In fact, have a plan A, B, and C.  Why?  Because it’s all too easy to wake up, see that it’s raining, and go back to sleep because you wanted to go running.  That exact thing happened to me recently when it was tornado-ing outside, and I moved on to plan B: row machine for a half hour.  Only guess what???  My legs were extremely tight and sore from yard work, and I knew I couldn’t do 30 minutes without hurting myself.  So I moved on to plan C: 15 minutes rowing, followed by 15 minutes light yoga and foam rolling.  Boom!  I got in my half hour and felt great the rest of the day.

Put your clothes out.  Now that you have a plan, get all your crap ready the night before.  What I pack in my gym bag (if applicable) depends entirely on how I’ll be exercising.  My examples:

Running around the block–>Lay out workout clothes and run first thing.  Shower at home.  Dress for work at home.

Weights at the gym–>Shower at home first thing.  Wear workout clothes to the gym.  Dress for work at the gym (pack work clothes).

Cardio at the gym–>Wear workout clothes to the gym.  Shower at gym (pack all my shower stuff).  Dress for work at the gym (pack work clothes).

See?  The prep scenarios are different based on my workout.  So make your plan, then set everything out the night before so you can grab-and-go.

Make your food.  Again, go off your plan.  I eat before and after weights, but only after cardio (eating before makes me sick).  I might take a LaraBar, protein shake, some frozen waffles with peanut butter, or a fruit smoothie with me to the gym.  If you can make it the night before definitely do so, but otherwise make sure your ingredients and utensils are set out so you don’t waste time looking for a shaker ball, etc.
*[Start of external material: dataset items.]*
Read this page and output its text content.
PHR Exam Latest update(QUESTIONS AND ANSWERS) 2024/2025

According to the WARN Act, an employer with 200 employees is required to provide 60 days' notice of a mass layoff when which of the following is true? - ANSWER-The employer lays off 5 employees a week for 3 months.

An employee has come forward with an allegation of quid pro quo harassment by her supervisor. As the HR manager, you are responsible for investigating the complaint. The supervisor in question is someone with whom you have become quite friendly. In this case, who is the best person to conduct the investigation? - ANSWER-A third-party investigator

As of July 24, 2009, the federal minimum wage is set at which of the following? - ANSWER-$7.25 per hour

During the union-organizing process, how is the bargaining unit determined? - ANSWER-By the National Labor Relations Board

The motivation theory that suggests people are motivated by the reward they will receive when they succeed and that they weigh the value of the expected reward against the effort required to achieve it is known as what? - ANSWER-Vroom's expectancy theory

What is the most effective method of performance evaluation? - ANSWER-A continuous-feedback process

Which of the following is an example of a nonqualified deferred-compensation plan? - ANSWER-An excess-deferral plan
Find motivation.  Normally, I roll out of bed, get dressed, and am three streets away before I really wake up and am coherent.  My morning routine was totally devoid of motivation, but it never occurred to me that I needed any.  All that changed when I found The Rock Clock.  The Rock

The rock fanny pack

Yep, this one

designed an alarm clock app that allows you to set a goal, and when the alarm goes off your goal is displayed.  There’s also a motivational video or saying from The Rock himself that you can play as you get up and get ready.  And the best part of all, you can choose a funny alarm, like The Rock singing to you or kittens meowing.  It might sound dumb, but the last several days I’ve been awoken by Dwayne Johnson crooning to “get my ass out of bed,” then read the words “lose ten pounds” on my phone, then watched as he lifted crazy weights…and I’m so freaking motivated to exercise.

You don’t have to use The Rock Clock if that’s not your jam, but try putting a motivational quote or picture where you’ll see it first thing.  Find an image, song, or whatever to focus on right when you wake up, and doing the actual work goes sooooo much smoother.

Alright, that’s all I have for morning exercise.  What do other early birds think?  Are any night owls gonna try this out?  Let me know in the comments!